The present study suggests that transformation of either ZEN to ZEL or ZEN14Sulf to ZELSulf but no sulfation takes place during larval metabolism. This is in accordance with a study of Camenzuli et al. (2018) who showed that α- and β-ZEL were detected in the residue of black soldier fly larvae (H. illucens), while only ZEN was present in the initial feed (Camenzuli et al. 2018). Similar results were also found by Keller et al. (2018) who observed that the nematode C. elegans metabolised ZEN into α- and/or β-ZEL, while ZEN14Sulf was metabolised in α- and/or β-ZELSulf (Keller et al. 2018). The research performed by Kostaropoulos et al. (1996) shows that detoxification enzymes are present in T. molitor, which makes ZEN metabolism in larvae possible (Kostaropoulos et al. 1996). However, also other biotransformation reactions catalysed by the larvae themselves or by bacteria colonising, the larval digestion tract could be considered. Within the present study, the amount of α- and β-ZEL found in the residue is in all cases double as much for β-ZEL, compared to α-ZEL. The aforementioned is in accordance with data found in previous performed research, where it was shown that metabolism of ZEN into α- and/or β-ZEL occurs in different ratios depending on the animal species (Yang et al. 2017). It is known that α-derivatives are more abundant in dogs, pigs and turkey, while the β-derivatives are more prevailing in goats, horses, cattle and laying hens (EFSA 2017). Mammal species including humans predominantly form the conjugated ZEN or ZEL sulfates and glucuronides that appear to be absent in insects or nematodes despite the fact that, e.g. insects possess enzymes of the sulfotransferase class which would in principle enable them to for e.g. ZEN14Sulf formation (Pfeiffer et al. 2010, 2011; Zöllner et al. 2002). Further studies on the metabolism of ZEN showed that Fusarium graminearum, Aspergillus niger and Rhizopus arrhizus can transform ZEN into ZEN14Sulf and presented the formation of glucosides and sulfates by several Aspergillus oryzae strains and Rhizopus species (Brodehl et al. 2014; el-Sharkawy et al. 1991). For ZEN, at least it becomes obvious that the phase I metabolism shows clear similarity to other species investigated earlier while none of those animal or microorganism models had a similar outcome for the phase II metabolism shown in our feeding trial with T. molitor.
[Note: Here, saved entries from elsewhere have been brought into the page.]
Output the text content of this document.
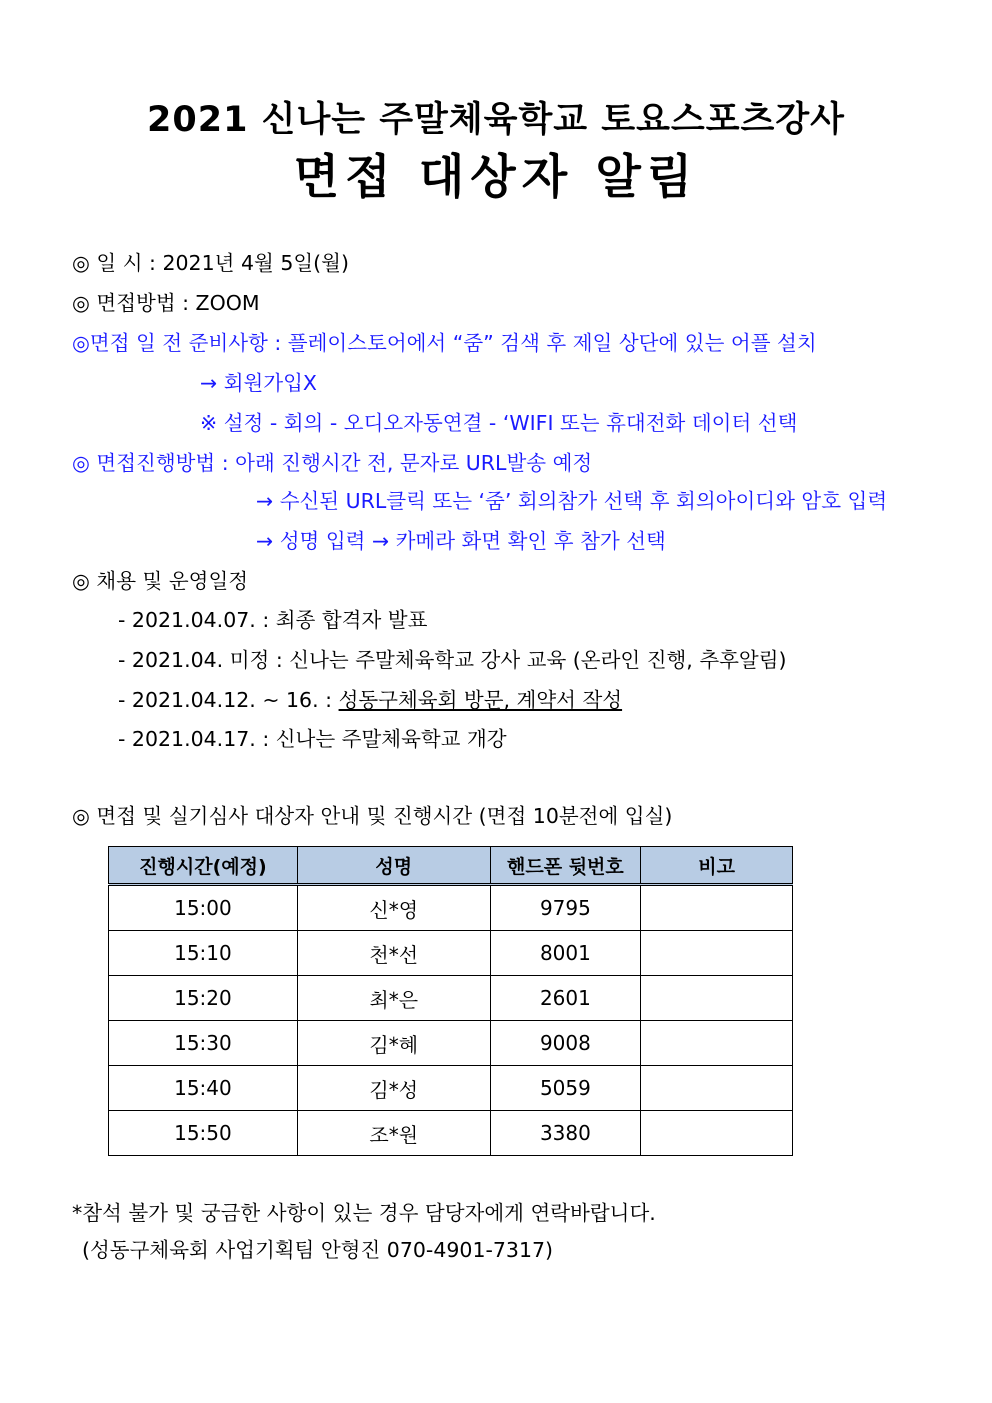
2021 신나는 주말체육학교 토요스포츠강사
면접 대상자 알림
◎ 일 시 : 2021년 4월 5일(월)
◎ 면접방법 : ZOOM
◎면접 일 전 준비사항 : 플레이스토어에서 “줌” 검색 후 제일 상단에 있는 어플 설치
→ 회원가입X
※ 설정 - 회의 - 오디오자동연결 - ‘WIFI 또는 휴대전화 데이터 선택
◎ 면접진행방법 : 아래 진행시간 전, 문자로 URL발송 예정
→ 수신된 URL클릭 또는 ‘줌’ 회의참가 선택 후 회의아이디와 암호 입력
→ 성명 입력 → 카메라 화면 확인 후 참가 선택
◎ 채용 및 운영일정
- 2021.04.07. : 최종 합격자 발표
- 2021.04. 미정 : 신나는 주말체육학교 강사 교육 (온라인 진행, 추후알림)
- 2021.04.12. ~ 16. : 성동구체육회 방문, 계약서 작성
- 2021.04.17. : 신나는 주말체육학교 개강
◎ 면접 및 실기심사 대상자 안내 및 진행시간 (면접 10분전에 입실)
진행시간(예정)	성명	핸드폰 뒷번호	비고
15:00	신*영	9795	
15:10	천*선	8001	
15:20	최*은	2601	
15:30	김*혜	9008	
15:40	김*성	5059	
15:50	조*원	3380	
*참석 불가 및 궁금한 사항이 있는 경우 담당자에게 연락바랍니다.
(성동구체육회 사업기획팀 안형진 070-4901-7317)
From the food and feed safety perspective, our data enforces the findings published for the fate of ZEN in other insect species such as larvae of black soldier fly (H. illucens) and lesser mealworm (A. diaperinus). The vast majority of ingested toxin is rapidly excreted and having in mind the common application of an at least 24-h fasting period before harvesting the larvae, the remaining ZEN as well as its metabolites should be negligible in the insects.
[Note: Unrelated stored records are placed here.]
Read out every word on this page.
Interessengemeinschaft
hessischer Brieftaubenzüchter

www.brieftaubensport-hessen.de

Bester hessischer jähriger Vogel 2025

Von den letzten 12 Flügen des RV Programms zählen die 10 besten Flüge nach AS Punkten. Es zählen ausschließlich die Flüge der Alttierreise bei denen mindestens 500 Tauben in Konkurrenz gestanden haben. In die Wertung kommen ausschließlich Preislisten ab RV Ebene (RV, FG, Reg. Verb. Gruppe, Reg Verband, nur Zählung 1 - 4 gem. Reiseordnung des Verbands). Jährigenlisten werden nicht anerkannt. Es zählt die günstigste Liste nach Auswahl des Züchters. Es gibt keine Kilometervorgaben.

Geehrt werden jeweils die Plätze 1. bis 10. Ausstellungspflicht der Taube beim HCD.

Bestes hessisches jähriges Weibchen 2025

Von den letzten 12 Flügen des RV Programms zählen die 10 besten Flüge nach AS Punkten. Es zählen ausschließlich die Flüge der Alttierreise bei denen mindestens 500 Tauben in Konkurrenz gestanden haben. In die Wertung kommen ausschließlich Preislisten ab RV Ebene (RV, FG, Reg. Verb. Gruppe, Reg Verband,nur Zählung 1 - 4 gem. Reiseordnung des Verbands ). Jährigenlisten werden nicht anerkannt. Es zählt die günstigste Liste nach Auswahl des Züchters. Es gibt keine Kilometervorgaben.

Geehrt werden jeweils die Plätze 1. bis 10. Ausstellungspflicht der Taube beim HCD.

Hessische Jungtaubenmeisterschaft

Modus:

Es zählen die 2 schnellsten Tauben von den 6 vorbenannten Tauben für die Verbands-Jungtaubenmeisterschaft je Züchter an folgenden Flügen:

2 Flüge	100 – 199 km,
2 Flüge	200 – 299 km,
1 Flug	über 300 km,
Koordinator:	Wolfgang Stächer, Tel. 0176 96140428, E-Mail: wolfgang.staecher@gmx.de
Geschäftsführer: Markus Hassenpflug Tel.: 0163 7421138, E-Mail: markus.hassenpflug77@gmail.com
Although neither ZEN nor its reductive metabolites are detectable in the T. molitor, the intense formation of the more potent oestrogen α-ZEL might impact on the organism. It should be investigated in how far oestrogenic substances could impair the pupation of the larvae and thus negatively influence the reproduction process of T. molitor to avoid negative effects on the stable reproduction capability when the insect is used for feed production (McCallum et al. 2013; Roy et al. 2007).